Global copper smelting edges higher in Sept, satellite data shows

Qinghai copper smelter in China. (Stock image)

Global copper smelting edged up in September, but remained below the two-year average as negotiations ramped up between smelters and miners for treatment charges, data from satellite surveillance of metal processing plants showed on Wednesday.

Weaker smelting activity in China, the world’s biggest refined copper producer, was mainly behind the lacklustre readings, according to a joint statement from commodities broker Marex and SAVANT, the satellite analytics service Marex launched with Earth-i in 2019.

Miners hold talks on how much they should pay smelters to process their raw material in the weeks ahead of industry gathering London Metal Exchange Week in late October.

“Reducing smelting activity, at a time when a number of mines in South America face the threat of strike action and disruptions from local communities, could help alleviate any tightness that might be used as a bargaining chip by the mining side,” the statement said.

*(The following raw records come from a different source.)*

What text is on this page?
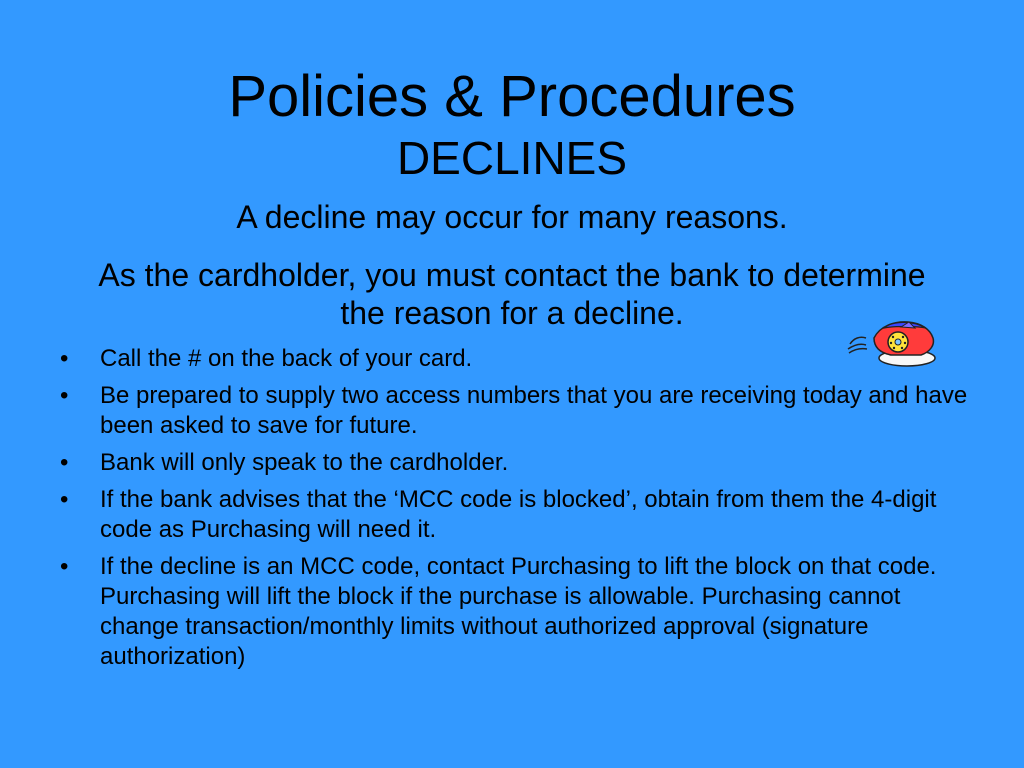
Policies & Procedures
DECLINES

A decline may occur for many reasons.

As the cardholder, you must contact the bank to determine the reason for a decline.

•	Call the # on the back of your card.
•	Be prepared to supply two access numbers that you are receiving today and have been asked to save for future.
•	Bank will only speak to the cardholder.
•	If the bank advises that the ‘MCC code is blocked’, obtain from them the 4-digit code as Purchasing will need it.
•	If the decline is an MCC code, contact Purchasing to lift the block on that code. Purchasing will lift the block if the purchase is allowable. Purchasing cannot change transaction/monthly limits without authorized approval (signature authorization)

Earth-i, which specialises in geospatial data, tracks smelters representing 80-90% of global production. It sells data to fund managers, traders and miners, and also publishes a free monthly index of global copper smelter activity.

Its global copper dispersion index, a measure of smelter activity, rose to 49.0 in September from 48.6 the month before.

The Chinese dispersion index fell for the fourth straight month in September to 44.8, its lowest level since March 2021.

Under the dispersion index, 50 points indicate that smelters are operating at the average level of the past 12 months. It also has a second index showing the percentage of active smelters.

In nickel, global smelting activity extended its recovery in September after sliding in July to the lowest seen in the 5-1/2 year history of the data.

The global dispersion index for nickel climbed to 51.3 in September from 50.1 in August and compared to a record low of 37.8 in July.

The recovery has been largely due to strong gains in production of nickel pig iron (NPI) in Indonesia.

“The commissioning of new lines across a number of sites has been clearly visible,” the statement said.